What I've written even more often about, and what most canonical models do not encompass; is that the data expressed in the messages conveying business events is not simply CIM entities, but are rather projections of one or more of the domain objects. In addition, the messages covers more than just activity data, they also contain queries, notifications (events) and commands.
E.g. an insurance clerk triggers a business process by registering the real world event "customer has moved" using a projection of customer and address data, not the complete customer aggregate. This action event message triggers a recalculation of the insurance premium due to the relocation of the customer, in addition to updating the customer record - i.e. an underlying business process is executed.
In a traditional forms-over-data application, the whole customer aggregate would be used - but this style would not make for services that can be easily composed to support business process management efforts. The business event data requirements must be simple enough to make composite services possible, including semantic data mediation and integration. In addition, process tailored data make it easier for any involved human operator that have to enter or act on the data. After all, BPM is not all about automation, and human tasks will be central in driving the processes for quite a while.
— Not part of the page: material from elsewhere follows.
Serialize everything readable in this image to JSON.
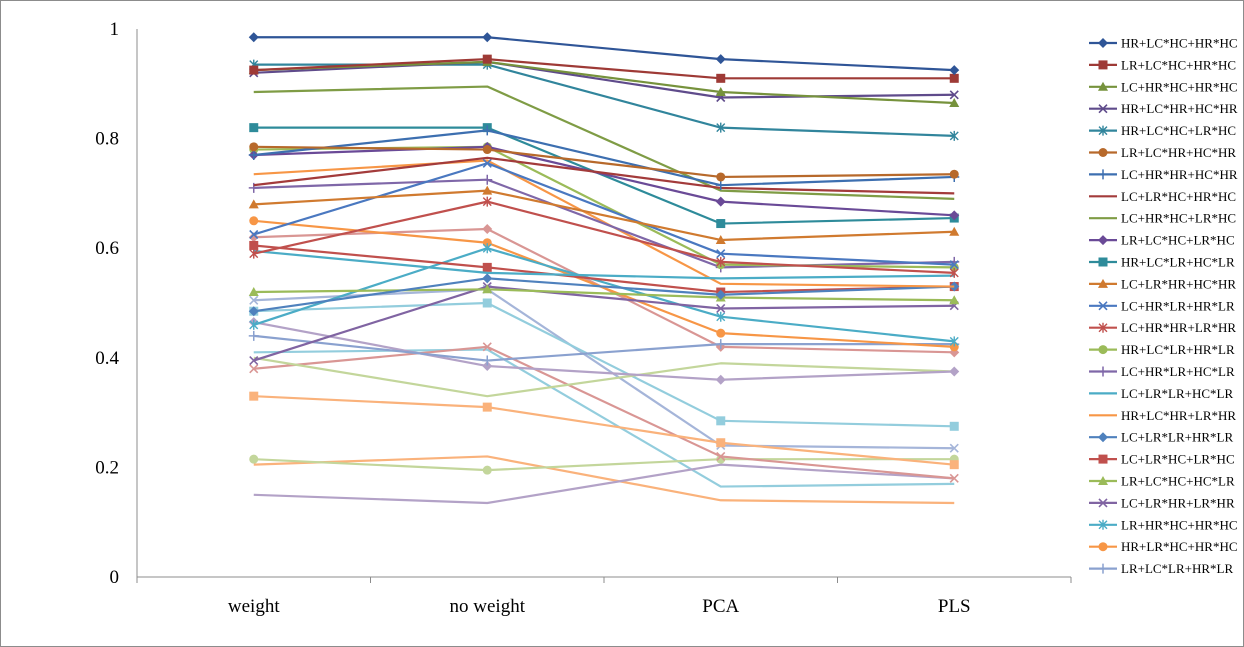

We need to move to an information model that allows for semantic business process integration, not just semantic business data integration. That is why a business process information model (BPIM) is required, modeling the messages for the action, query and notification events that drive the business processes. Design the BPIM based on the CIM, ensuring that the model is canonical for each process domain.
The BPIM is based on the CIM as each service domain model is just a projection of the common data model, and the projection metadata should be goverened as any other SOA artifact.